Göçebe hayatın Türkler üzerindeki etkileri
Asırlar boyunca göçebe bir yaşam süren Türklere, bu hayat tarzının getirdiği pek çok farklı özellik vardı. Yerleşik hayata sahip olmadıkları dönemde çadır, at, avcılık gibi alanlarda kendilerini oldukça iyi yetiştirdiler. Gelin, göçebe hayatın Türklere neler kattığına birlikte bakalım...
Giriş Tarihi: 13.11.2022
10:55
Güncelleme Tarihi: 13.11.2022
19:15
🔷 Göçebe Türklerde bütün toplum kadını ve erkeğiyle süvariydi. Bütün toplum askeri sistem içerisinde bir yere sahipti.
🔷 Türklerde ordunun oluşmasının temelini Başer, şöyle anlattı:
"At sürülerinin sevk ve idaresi konusu önemlidir. Oradan örgütlenme kültürü oluşacak. Binlerce çobanın birlikte koordine etmesi bir kültüre bağlı. Binlerce kilometre kare bir alanda sürüyü sevk eden çobanlar haberleşmek zorunda. Borular ve davullarla haberleşen çobanlar, koordineli hareket ettiler. Bu da bugün ordu dediğimiz yapının doğmasını sağladı. Toplum at sürülerinin peşinde hayatına devam ettiği için bütün üyeler gönüllü bir şekilde katılır, disiplin kazanırlar."
Eski Orta Asya kültürleri
Batı'nın şövalye algısının kaynağı
🔷 Batı'nın seçkinlerine şövalye denmesinin temel sebebi, at sürebilmeleridir. Kelime itibarıyla şövalye, "atlı" demektir. Bu durum Türk toplumunda doğal iken Batı'da at bilen kimseler üst sınıf sayılırdı.

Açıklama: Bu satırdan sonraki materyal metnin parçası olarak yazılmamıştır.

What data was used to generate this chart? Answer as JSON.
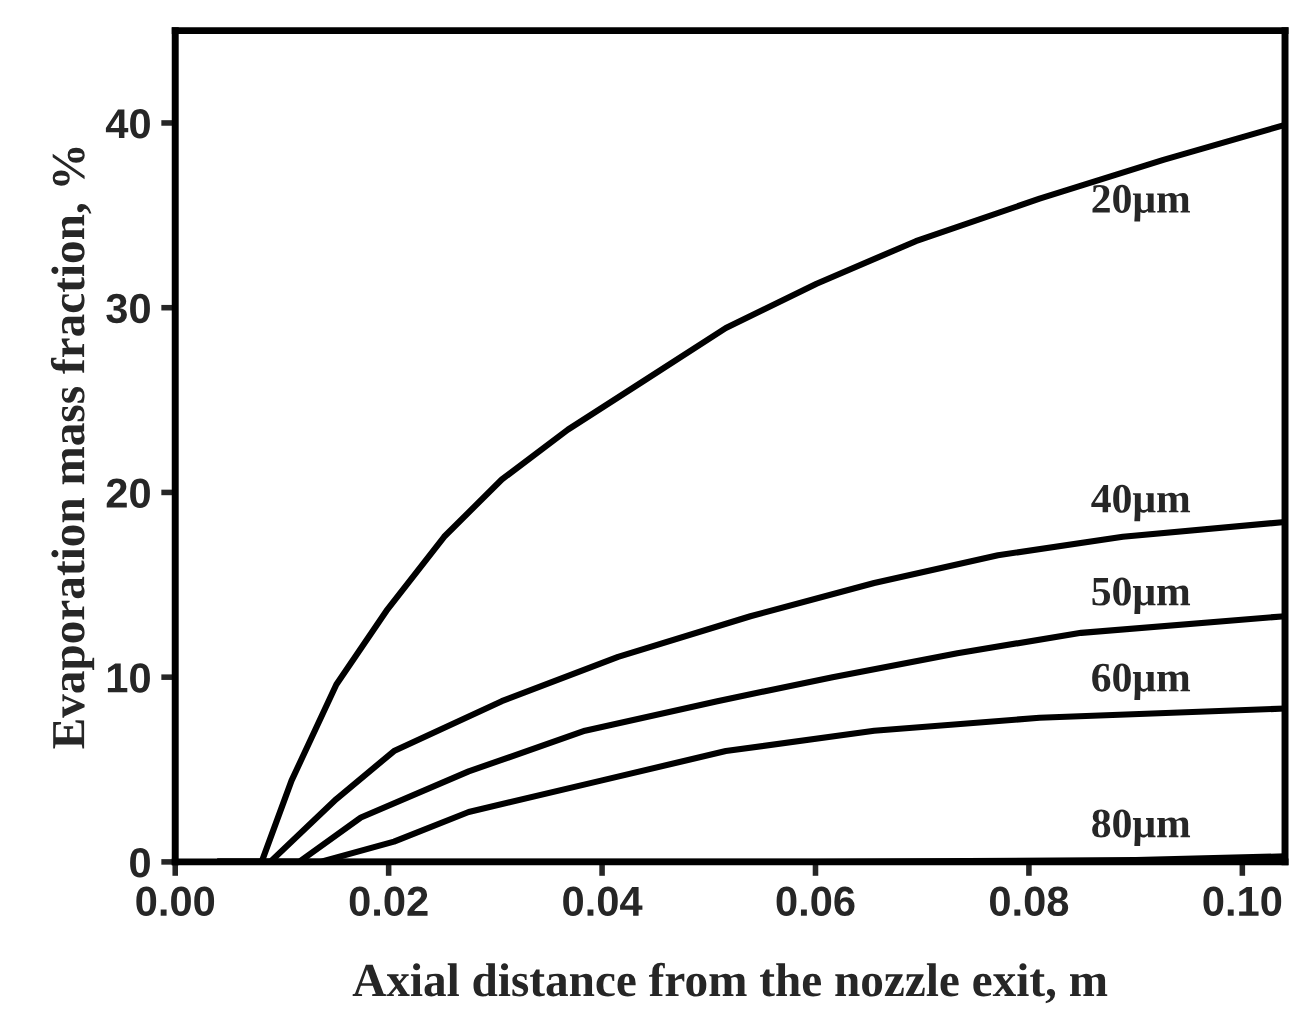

🔷 Toprakla meşgul Batı insanı, savaştan ve koordineden uzaktı. Büyük kesimi piyadeden oluşan Batılı devletlerin Asya karşısındaki savaşlarda başarısız olmasının temel nedenlerinden biri buydu.
Batı'nın karanlık sureti
🔷 Kölelik konusuna da değinilen programda Başer, çarpıcı bilgiler paylaştı:
"At üstündeki toplumda köleleşme imkanı yoktur. Türkçede "köle" kelimesi yoktur. Bu kelime, bütün dünya dillerinde var olduğu halde Türkçede olmaması belge niteliğindedir. Bu toplumun köle olmadığı ve köle kullanmadığı anlamına gelir."

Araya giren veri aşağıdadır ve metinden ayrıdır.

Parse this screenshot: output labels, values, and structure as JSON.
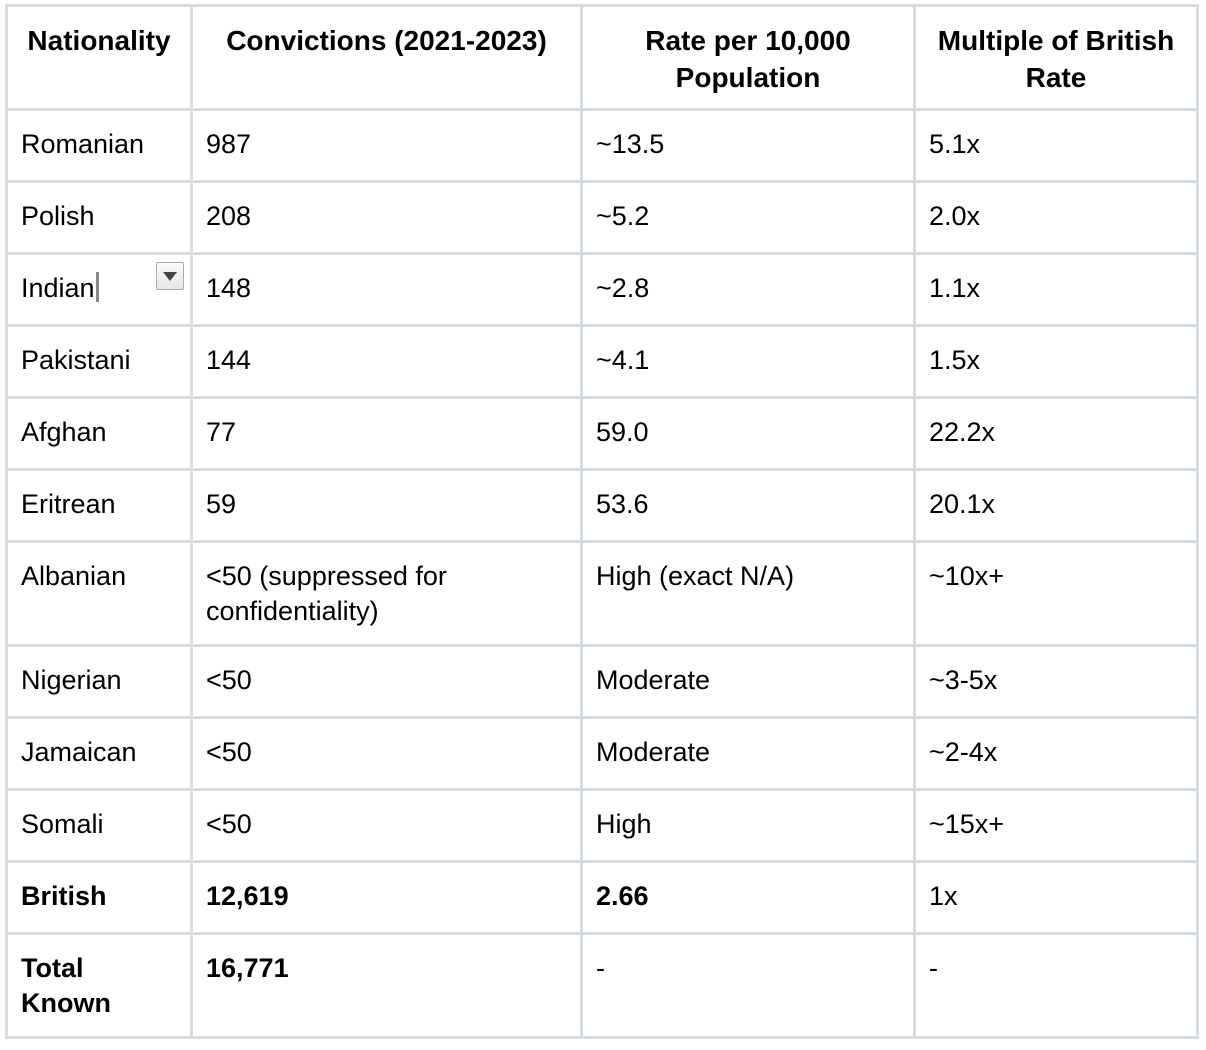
{
  "colors": {
    "table_border": "#d6dcdf",
    "page_background": "#ffffff",
    "text": "#000000",
    "dropdown_triangle": "#424242",
    "text_cursor": "#8a8a8a"
  },
  "table": {
    "columns": [
      {
        "key": "nationality",
        "label": "Nationality"
      },
      {
        "key": "convictions",
        "label": "Convictions (2021-2023)"
      },
      {
        "key": "rate",
        "label": "Rate per 10,000 Population"
      },
      {
        "key": "multiple",
        "label": "Multiple of British Rate"
      }
    ],
    "rows": [
      {
        "cells": [
          {
            "t": "Romanian"
          },
          {
            "t": "987"
          },
          {
            "t": "~13.5"
          },
          {
            "t": "5.1x"
          }
        ]
      },
      {
        "cells": [
          {
            "t": "Polish"
          },
          {
            "t": "208"
          },
          {
            "t": "~5.2"
          },
          {
            "t": "2.0x"
          }
        ]
      },
      {
        "cells": [
          {
            "t": "Indian",
            "caret": true,
            "dropdown": true
          },
          {
            "t": "148"
          },
          {
            "t": "~2.8"
          },
          {
            "t": "1.1x"
          }
        ]
      },
      {
        "cells": [
          {
            "t": "Pakistani"
          },
          {
            "t": "144"
          },
          {
            "t": "~4.1"
          },
          {
            "t": "1.5x"
          }
        ]
      },
      {
        "cells": [
          {
            "t": "Afghan"
          },
          {
            "t": "77"
          },
          {
            "t": "59.0"
          },
          {
            "t": "22.2x"
          }
        ]
      },
      {
        "cells": [
          {
            "t": "Eritrean"
          },
          {
            "t": "59"
          },
          {
            "t": "53.6"
          },
          {
            "t": "20.1x"
          }
        ]
      },
      {
        "cells": [
          {
            "t": "Albanian"
          },
          {
            "t": "<50 (suppressed for confidentiality)"
          },
          {
            "t": "High (exact N/A)"
          },
          {
            "t": "~10x+"
          }
        ]
      },
      {
        "cells": [
          {
            "t": "Nigerian"
          },
          {
            "t": "<50"
          },
          {
            "t": "Moderate"
          },
          {
            "t": "~3-5x"
          }
        ]
      },
      {
        "cells": [
          {
            "t": "Jamaican"
          },
          {
            "t": "<50"
          },
          {
            "t": "Moderate"
          },
          {
            "t": "~2-4x"
          }
        ]
      },
      {
        "cells": [
          {
            "t": "Somali"
          },
          {
            "t": "<50"
          },
          {
            "t": "High"
          },
          {
            "t": "~15x+"
          }
        ]
      },
      {
        "cells": [
          {
            "t": "British",
            "b": true
          },
          {
            "t": "12,619",
            "b": true
          },
          {
            "t": "2.66",
            "b": true
          },
          {
            "t": "1x"
          }
        ]
      },
      {
        "cells": [
          {
            "t": "Total Known",
            "b": true
          },
          {
            "t": "16,771",
            "b": true
          },
          {
            "t": "-"
          },
          {
            "t": "-"
          }
        ]
      }
    ]
  }
}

Kölelik müessesesini ıslah eden medeniyet
🔷 Eski Türk toplumları, atların da verdiği disiplin sonucunda dengeli olmak zorundaydı. Fiziki olarak daima dengede kalmaya çalışan Türkler, zihinsel manada da diri olmak durumundaydı. Bu sebeple duygularını çok iyi kontrol ederlerdi.

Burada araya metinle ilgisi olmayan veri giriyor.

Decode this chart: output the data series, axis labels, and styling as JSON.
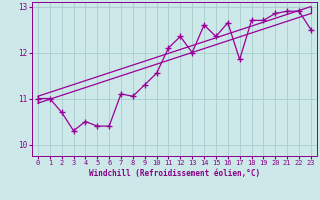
{
  "xlabel": "Windchill (Refroidissement éolien,°C)",
  "ylabel": "",
  "bg_color": "#cce8e8",
  "line_color": "#990099",
  "grid_color": "#aacccc",
  "xlim": [
    -0.5,
    23.5
  ],
  "ylim": [
    9.75,
    13.1
  ],
  "xticks": [
    0,
    1,
    2,
    3,
    4,
    5,
    6,
    7,
    8,
    9,
    10,
    11,
    12,
    13,
    14,
    15,
    16,
    17,
    18,
    19,
    20,
    21,
    22,
    23
  ],
  "yticks": [
    10,
    11,
    12,
    13
  ],
  "data_x": [
    0,
    1,
    2,
    3,
    4,
    5,
    6,
    7,
    8,
    9,
    10,
    11,
    12,
    13,
    14,
    15,
    16,
    17,
    18,
    19,
    20,
    21,
    22,
    23
  ],
  "data_y": [
    11.0,
    11.0,
    10.7,
    10.3,
    10.5,
    10.4,
    10.4,
    11.1,
    11.05,
    11.3,
    11.55,
    12.1,
    12.35,
    12.0,
    12.6,
    12.35,
    12.65,
    11.85,
    12.7,
    12.7,
    12.85,
    12.9,
    12.9,
    12.5
  ],
  "reg_line_bot": {
    "x0": 0,
    "y0": 10.9,
    "x1": 23,
    "y1": 12.85
  },
  "reg_line_top": {
    "x0": 0,
    "y0": 11.05,
    "x1": 23,
    "y1": 13.0
  },
  "font_color": "#880088",
  "font_family": "monospace",
  "tick_fontsize": 5.0,
  "xlabel_fontsize": 5.5
}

🔷 Beşer, dengeli toplumu şöyle özetledi:
"Bireysellikle toplumsallığı dengede tutmak. Akıl ile gönlü bir ve beraber işler halde tutmak. Karar verme yetkinliği ile itaati bir ve dengede tutmak. Örgütlü hareket etme ile ferdi hareket etmeyi beraber becerebilen bir dengede tutmak. Ne Doğu'da ne de Batı'daki yapıya benzemeyen bir denge toplumu var Türklerde. Sınıflı olmayan, ehliyet ve liyakate mecburen önem vermek zorunda olan bir yapı."